Take the standard online library catalog. (Please.) Most catalogs show textual search results with plenty of metadata but poor scannability. Full-screen visual browsing—especially using the principle of small multiples, or grids of images—can be very effective as a scholarly research aid, facilitating comparison, discovery, and serendipity.
Oddly enough, one of the first examples I know if this design concept for a research collection comes from the Hard Rock Cafe, which launched a site years ago to display thousands items from its memorabilia archive on a single screen. You can zoom in if something catches your eye—a guitar or handwritten lyrics.

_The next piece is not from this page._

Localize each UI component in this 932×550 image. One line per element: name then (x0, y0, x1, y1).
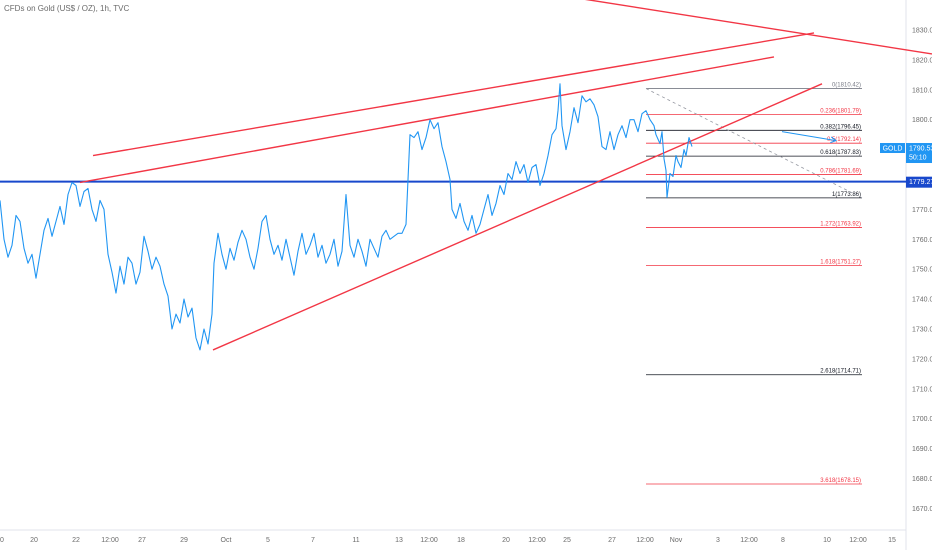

Mitchell Whitelaw of the University of Canberra has been experimenting with similar ideas on his Visible Archive blog. This interface for the Manly Library uses the National Library of Australia’s Trove API to find and display archival documents in a visual-first way:
The images on the search page are categorized by topic (or date) and rotate gently over time without the researcher having to click through ten-items-to-a-page, text-heavy search results. It’s far easier to happen upon items of interest.
Whitelaw has given this model a great name—a “generous interface“:
Collection interfaces dominated by search are stingy, or ungenerous: they don’t provide adequate context, and they demand the user make the first move. By contrast, there seems to be a move towards more open, exploratory and generous ways of presenting collections, building on familiar web conventions and extending them.
I can imagine generous interfaces working extremely well for many other university, library, and museum sites.
Update: Mitchell Whitelaw let me know about another good generous interface he has worked on, Trove Mosaic:
And I should have remembered Tim Sherratt’s “Faces” interface for Invisible Australians:
Trevor Owens connects the generous interface to recent commercial services such as Pinterest. (I would add Flickr’s 2012 redesign.) Thinking about how scholarly generous interfaces are like and unlike these popular websites is important.